AI use within businesses has reached a turning point. The era of early exploration – fuelled by the boom of ChatGPT and generative AI – is giving way to execution, as companies face mounting pressures to demonstrate how they are putting their vision and ambition into action.
Organisations are now coming to terms with the realisation that adopting AI also requires adapting systems that came before it. They may be generating more data than ever before, but their infrastructures are often ill-equipped to cope with rising data demands – leaving some business-critical insights trapped in silos while creating data sprawls elsewhere.
Inefficiencies in data handling can not only impede the efficacy of organisations’ AI outputs and create data security blind spots, but also result in significant financial losses. In fact, organisations are losing an average of six percent of their global annual revenue due to underperforming AI models, which equates to approximately 406 million US dollars.

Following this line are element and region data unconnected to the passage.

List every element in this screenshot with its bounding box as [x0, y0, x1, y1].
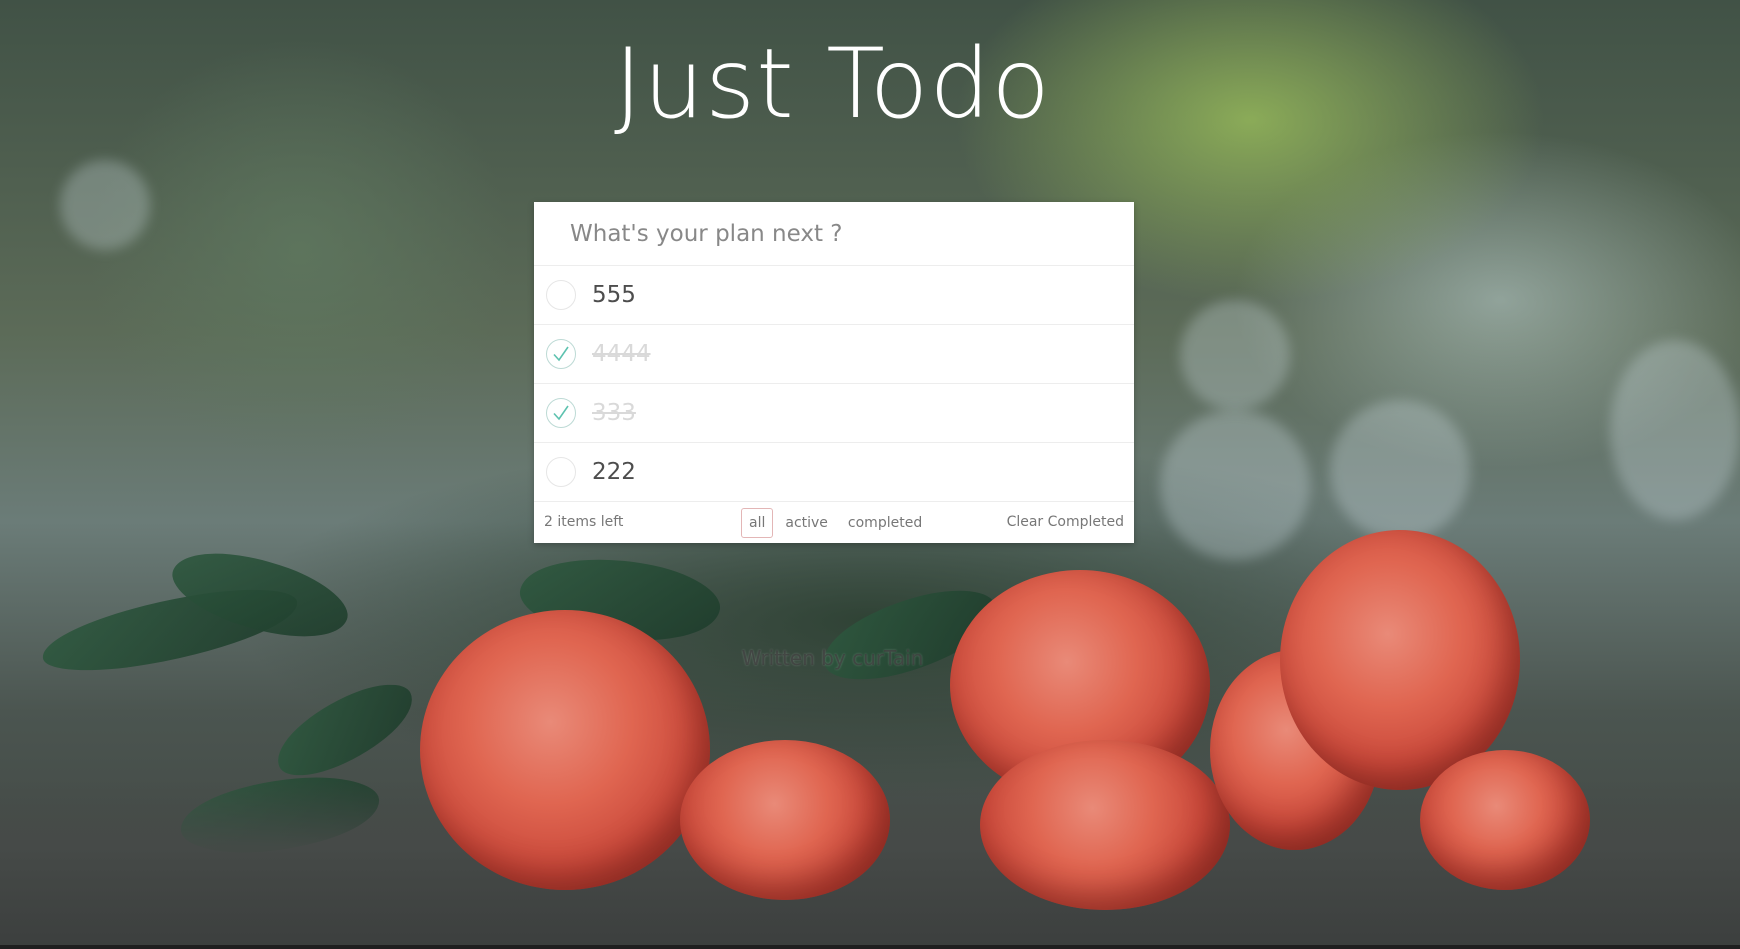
todo-label: 4444 — [592, 341, 651, 367]
todo-toggle[interactable] — [546, 280, 576, 310]
filter-active[interactable]: active — [777, 508, 836, 538]
todo-toggle[interactable] — [546, 398, 576, 428]
todo-app: 555 4444 333 222 2 items left al — [534, 202, 1134, 543]
filter-completed[interactable]: completed — [840, 508, 930, 538]
items-left-count: 2 items left — [544, 514, 624, 530]
app-title: Just Todo — [613, 28, 1052, 140]
author-credit: Written by curTain — [741, 646, 924, 670]
filter-all[interactable]: all — [741, 508, 774, 538]
check-icon — [553, 346, 569, 362]
clear-completed-button[interactable]: Clear Completed — [1007, 514, 1124, 530]
todo-list: 555 4444 333 222 — [534, 266, 1134, 502]
todo-label: 222 — [592, 459, 636, 485]
todo-toggle[interactable] — [546, 457, 576, 487]
todo-item[interactable]: 333 — [534, 384, 1134, 443]
todo-toggle[interactable] — [546, 339, 576, 369]
todo-footer: 2 items left all active completed Clear … — [534, 502, 1134, 543]
todo-label: 333 — [592, 400, 636, 426]
todo-item[interactable]: 4444 — [534, 325, 1134, 384]
todo-item[interactable]: 222 — [534, 443, 1134, 502]
bottom-edge — [0, 945, 1740, 949]
check-icon — [553, 405, 569, 421]
new-todo-input[interactable] — [534, 202, 1134, 266]
todo-item[interactable]: 555 — [534, 266, 1134, 325]
filter-group: all active completed — [741, 508, 930, 538]
todo-label: 555 — [592, 282, 636, 308]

The pursuit of reliability and control
If organisations want to trust the accuracy of AI outputs, they must first have full confidence and control over the way data is fed to models and generative AI tools. This requires reliable and complete datasets, as well as transparent and auditable processes. However, once personal data is input into third-party tools like ChatGPT, control over that data is often lost. The data may become part of the AI tool’s knowledge base and organisations may struggle to satisfy requests to delete or amend data in line with legislation.
To mitigate against this, more and more organisations are localising generative AI tools to run on their own data and systems – a process called Retrieval-Augmented Generation (RAG). This approach enhances the relevance of AI outputs by overlaying trusted proprietary data onto large language models (LLMs), ensuring that internal data remains private. It offers security by eliminating the need to retrain models on sensitive information, and provides an alternative to building end-to-end models, which require significant processing power.
Technical barriers to AI adoption
The potential of RAG has made companies eager to unlock more data, including structured, semi- and unstructured data, from various sources such as applications and databases. However, since the data pipelines carrying this data require frequent maintenance and strict controls, data teams are often stretched thin and forced to make difficult trade-offs to maximise the relevancy of the insights.
Custom data pipelines are difficult to maintain because vendors and SaaS providers frequently update their schemas or APIs, forcing data engineers to constantly update pipelines. If updates are missed, pipelines break, requiring even more engineering resources to fix.
These technical barriers are also to blame for data scientists having to spend two-thirds of their time on basic data preparation instead of building ML models. With inefficient data movement processes leading to wasted resources, underutilised data talent and potential business risks, there has never been a greater urgency for CIOs to resolve this conundrum.
Making security the top priority
If the task of centralising all relevant data in a clean, fast and secure way wasn’t hard enough, organisations in highly regulated industries such as finance and healthcare face additional hurdles. These organisations must take extra care when handling sensitive data for AI-driven insights and may find moving data from on-premise systems to the cloud particularly difficult. O’Reilly’s Cloud Adoption report shows that 55 percent of enterprises still rely on traditionally managed on-premises systems and only five percent plan to switch from cloud to on-premises infrastructure.
What’s more, the sensitivity of certain data may necessitate limiting who processes it and where that processing occurs. To get ahead of this challenge, organisations are increasingly adopting a hybrid approach to data management.
With a hybrid deployment, organisations can retain full control over their sensitive data by performing all the processing in their own secure environment, while tasking a data integration partner to maintain and update pipelines automatically. This way, enterprises can manage both cloud-based and on-premise pipelines from a single, unified control plane – ensuring compliance without compromising performance. Unlike custom-built data pipelines that lack proper visibility and governance, emerging hybrid models offer a secure and scalable approach to data operations, while freeing up teams to focus on value-added tasks.
Creating a sustainable and robust data strategy
AI has the potential to vastly improve our lives, and demand is increasing in many industries, chief among them healthcare, financial services and the public sector. In fact, Gartner predicts that by 2026, eight in 10 enterprises will be using generative AI-enabled applications.
For now, however, major concerns around data management remain. Data readiness for AI is a growing concern, with CIOs increasingly focusing on how to build the right data foundation for AI success. If organisations want to make rapid advancements on their AI roadmaps, they must put in place robust data processes to ensure trust in the data. This will offer them the best chance of minimising data risks and driving sustainable growth.